Modeling Autogenous Pressurization and Draining of a Cryogenic Storage Tank in Normal Gravity

Abstract

A two-phase CFD model for autogenous pressurization and draining of a cryogenic storage tank is presented using both the Sharp Interface and Volume-Of-Fluid (VOF) approaches for capturing the front and the associated interfacial heat, mass and momentum transfer between the liquid and vapor regions. Both models are validated against data provided by the Cryogenic Propellant Storage and Transfer (CPST) Engineering Development Unit (EDU) experiment1. The results of the autogenous pressurization are presented first, focusing on the phase change and turbulence effects on the tank pressure and temperature predictions.
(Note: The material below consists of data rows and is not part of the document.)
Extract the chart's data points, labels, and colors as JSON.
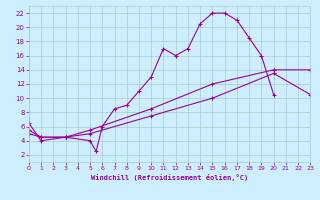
{
  "xlabel": "Windchill (Refroidissement éolien,°C)",
  "background_color": "#cceeff",
  "grid_color": "#aacccc",
  "line_color": "#990099",
  "xlim": [
    0,
    23
  ],
  "ylim": [
    1,
    23
  ],
  "xticks": [
    0,
    1,
    2,
    3,
    4,
    5,
    6,
    7,
    8,
    9,
    10,
    11,
    12,
    13,
    14,
    15,
    16,
    17,
    18,
    19,
    20,
    21,
    22,
    23
  ],
  "yticks": [
    2,
    4,
    6,
    8,
    10,
    12,
    14,
    16,
    18,
    20,
    22
  ],
  "line1_x": [
    0,
    1,
    3,
    5,
    5.5,
    6,
    7,
    8,
    9,
    10,
    11,
    12,
    13,
    14,
    15,
    16,
    17,
    18,
    19,
    20
  ],
  "line1_y": [
    6.5,
    4.0,
    4.5,
    4.0,
    2.5,
    6.0,
    8.5,
    9.0,
    11.0,
    13.0,
    17.0,
    16.0,
    17.0,
    20.5,
    22.0,
    22.0,
    21.0,
    18.5,
    16.0,
    10.5
  ],
  "line2_x": [
    0,
    1,
    3,
    5,
    10,
    15,
    20,
    23
  ],
  "line2_y": [
    5.0,
    4.5,
    4.5,
    5.0,
    7.5,
    10.0,
    13.5,
    10.5
  ],
  "line3_x": [
    0,
    1,
    3,
    5,
    10,
    15,
    20,
    23
  ],
  "line3_y": [
    5.5,
    4.5,
    4.5,
    5.5,
    8.5,
    12.0,
    14.0,
    14.0
  ],
  "marker": "+"
}
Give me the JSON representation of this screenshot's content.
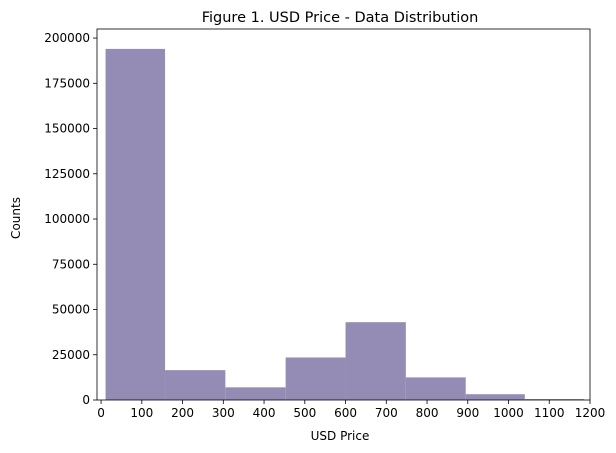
{
  "chart_data": {
    "type": "bar",
    "title": "Figure 1. USD Price - Data Distribution",
    "xlabel": "USD Price",
    "ylabel": "Counts",
    "xlim": [
      -10,
      1200
    ],
    "ylim": [
      0,
      205000
    ],
    "x_ticks": [
      "0",
      "100",
      "200",
      "300",
      "400",
      "500",
      "600",
      "700",
      "800",
      "900",
      "1000",
      "1100",
      "1200"
    ],
    "x_tick_values": [
      0,
      100,
      200,
      300,
      400,
      500,
      600,
      700,
      800,
      900,
      1000,
      1100,
      1200
    ],
    "y_ticks": [
      "0",
      "25000",
      "50000",
      "75000",
      "100000",
      "125000",
      "150000",
      "175000",
      "200000"
    ],
    "y_tick_values": [
      0,
      25000,
      50000,
      75000,
      100000,
      125000,
      150000,
      175000,
      200000
    ],
    "bins": [
      {
        "start": 11,
        "end": 157,
        "count": 194000
      },
      {
        "start": 157,
        "end": 305,
        "count": 16500
      },
      {
        "start": 305,
        "end": 453,
        "count": 7000
      },
      {
        "start": 453,
        "end": 600,
        "count": 23500
      },
      {
        "start": 600,
        "end": 748,
        "count": 43000
      },
      {
        "start": 748,
        "end": 895,
        "count": 12500
      },
      {
        "start": 895,
        "end": 1040,
        "count": 3200
      },
      {
        "start": 1040,
        "end": 1185,
        "count": 500
      }
    ],
    "bar_color": "#958cb6",
    "grid": false,
    "legend": "none"
  }
}
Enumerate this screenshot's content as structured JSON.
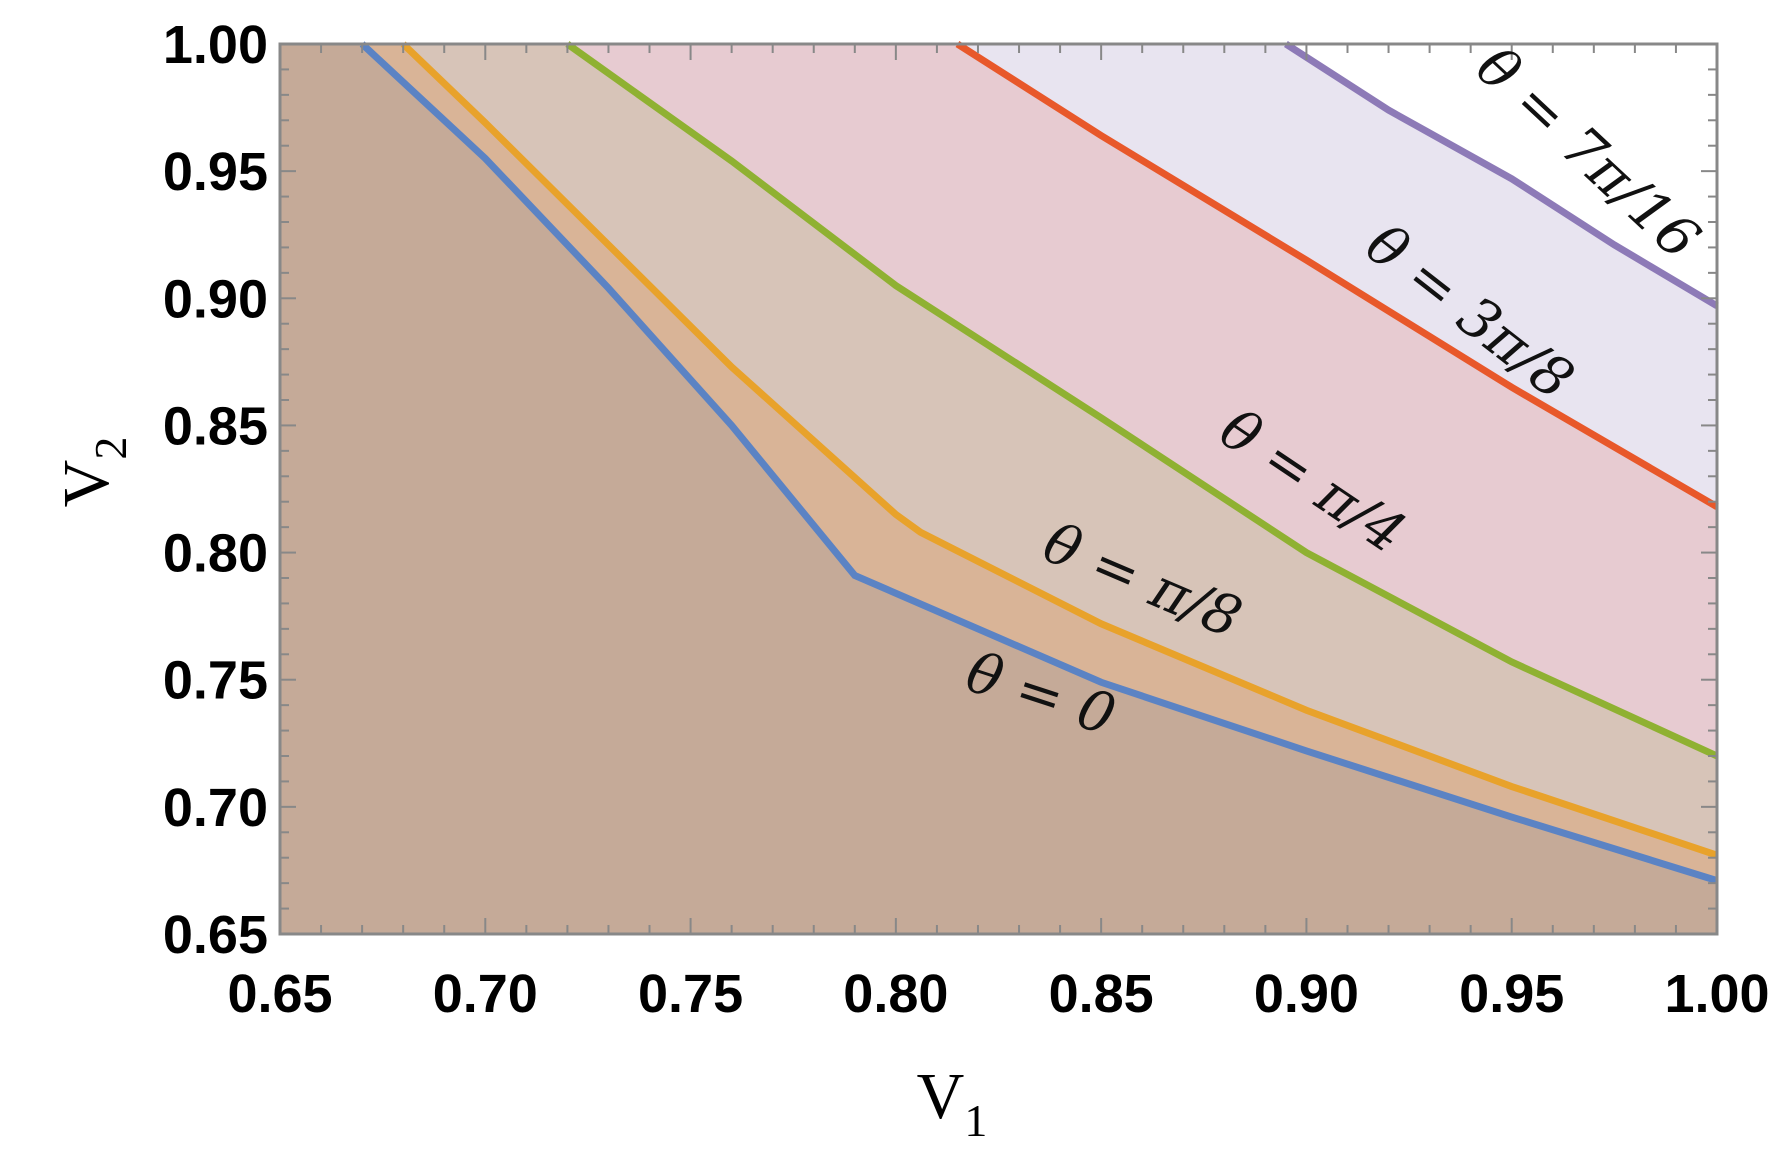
{
  "chart_data": {
    "type": "area",
    "xlabel": "V",
    "xlabel_sub": "1",
    "ylabel": "V",
    "ylabel_sub": "2",
    "xlim": [
      0.65,
      1.0
    ],
    "ylim": [
      0.65,
      1.0
    ],
    "xticks": [
      "0.65",
      "0.70",
      "0.75",
      "0.80",
      "0.85",
      "0.90",
      "0.95",
      "1.00"
    ],
    "yticks": [
      "0.65",
      "0.70",
      "0.75",
      "0.80",
      "0.85",
      "0.90",
      "0.95",
      "1.00"
    ],
    "grid": false,
    "series": [
      {
        "name": "θ = 0",
        "color": "#5b83c4",
        "fill": "#c5aa98",
        "x": [
          0.67,
          0.7,
          0.73,
          0.76,
          0.79,
          0.85,
          0.9,
          0.95,
          1.0
        ],
        "y": [
          1.0,
          0.955,
          0.904,
          0.85,
          0.791,
          0.749,
          0.722,
          0.696,
          0.671
        ]
      },
      {
        "name": "θ = π/8",
        "color": "#e8a22b",
        "fill": "#d9b497",
        "x": [
          0.68,
          0.7,
          0.73,
          0.76,
          0.8,
          0.806,
          0.85,
          0.9,
          0.95,
          1.0
        ],
        "y": [
          1.0,
          0.969,
          0.921,
          0.873,
          0.815,
          0.808,
          0.772,
          0.738,
          0.708,
          0.681
        ]
      },
      {
        "name": "θ = π/4",
        "color": "#8fb132",
        "fill": "#d7c4b8",
        "x": [
          0.72,
          0.76,
          0.8,
          0.85,
          0.9,
          0.95,
          1.0
        ],
        "y": [
          1.0,
          0.954,
          0.905,
          0.853,
          0.8,
          0.757,
          0.72
        ]
      },
      {
        "name": "θ = 3π/8",
        "color": "#e8582a",
        "fill": "#e7cbd1",
        "x": [
          0.815,
          0.85,
          0.9,
          0.95,
          1.0
        ],
        "y": [
          1.0,
          0.964,
          0.915,
          0.865,
          0.818
        ]
      },
      {
        "name": "θ = 7π/16",
        "color": "#8d7ab7",
        "fill": "#e8e4f0",
        "x": [
          0.895,
          0.92,
          0.95,
          0.975,
          1.0
        ],
        "y": [
          1.0,
          0.974,
          0.947,
          0.921,
          0.897
        ]
      }
    ],
    "annotations": [
      "θ = 0",
      "θ = π/8",
      "θ = π/4",
      "θ = 3π/8",
      "θ = 7π/16"
    ]
  }
}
Both the Sharp Interface (SI-CFD) and VOF (VOF-CFD) multiphase models predict tank pressure during pressurization within 3% of the measured values. The sensitivity of key physical and numerical parameters of the problem are tested using the Sharp Interface model. Effects of the accommodation coefficient (AC), the computational grid structure, and turbulence are studied. The second part of this paper is devoted to validating the SI-VOF model, with an enhanced capability of moving the liquid-vapor interface, against the draining segment of the EDU experiment. The VOF-CFD model was also used to simulate tank draining and its results were compared with the results of the Sharp Interface model with the moving interface. Both models predict tank pressure during draining within 3.5% of the measured values. Pressure decrease rate is underpredicted by both models during the first 100 seconds of draining but matches the experimental rate for the rest of the simulation.